La finca material de esta fábrica es de una solidez notable y se encuentra dotada de todas las comodidades apetecibles para tener las diversas oficinas que la componen, pues sus amplios salones de cardas, mulas, telares, depósito, lavadero y tintorería están perfectamente situados y tienen la amplitud y condiciones que se pueden apetecer siendo muy notable y de suma importancia el taller de mecánica donde se montan los aparatos, las máquinas, y se perfeccionas las piezas que las componen y vienen de Inglaterra, Francia y los Estados Unidos.

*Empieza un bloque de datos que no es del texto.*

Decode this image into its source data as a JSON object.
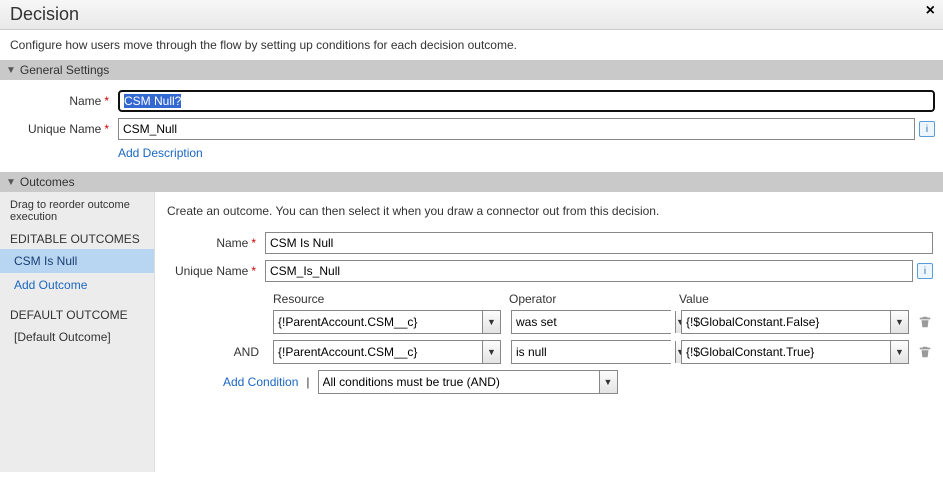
{
  "header": {
    "title": "Decision",
    "close_tooltip": "Close"
  },
  "description": "Configure how users move through the flow by setting up conditions for each decision outcome.",
  "general": {
    "section_label": "General Settings",
    "name_label": "Name",
    "name_value": "CSM Null?",
    "unique_label": "Unique Name",
    "unique_value": "CSM_Null",
    "add_description": "Add Description",
    "info_tooltip": "Info"
  },
  "outcomes": {
    "section_label": "Outcomes",
    "drag_hint": "Drag to reorder outcome execution",
    "editable_heading": "EDITABLE OUTCOMES",
    "items": [
      {
        "label": "CSM Is Null",
        "selected": true
      }
    ],
    "add_outcome": "Add Outcome",
    "default_heading": "DEFAULT OUTCOME",
    "default_label": "[Default Outcome]"
  },
  "outcome_detail": {
    "create_hint": "Create an outcome.  You can then select it when you draw a connector out from this decision.",
    "name_label": "Name",
    "name_value": "CSM Is Null",
    "unique_label": "Unique Name",
    "unique_value": "CSM_Is_Null",
    "headers": {
      "resource": "Resource",
      "operator": "Operator",
      "value": "Value"
    },
    "and_label": "AND",
    "conditions": [
      {
        "resource": "{!ParentAccount.CSM__c}",
        "operator": "was set",
        "value": "{!$GlobalConstant.False}"
      },
      {
        "resource": "{!ParentAccount.CSM__c}",
        "operator": "is null",
        "value": "{!$GlobalConstant.True}"
      }
    ],
    "add_condition": "Add Condition",
    "logic_value": "All conditions must be true (AND)"
  }
}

La fábrica tiene seis mulas de catorce metros cada una, quince cardas inglesas y americanas, seis grandes telares automáticos, varios de mano, lavaderos y acaladuría, y talleres de tornería y herrería.

Toda la maquinaria de la fábrica, así como las seis piedras que tiene el molino de harina que tiene allí unido, reciben movimiento de una turbina donde cae un grueso de agua de veinticuatro pulgadas de diámetro.

La fábrica elabora casimires, franelas y cobertores.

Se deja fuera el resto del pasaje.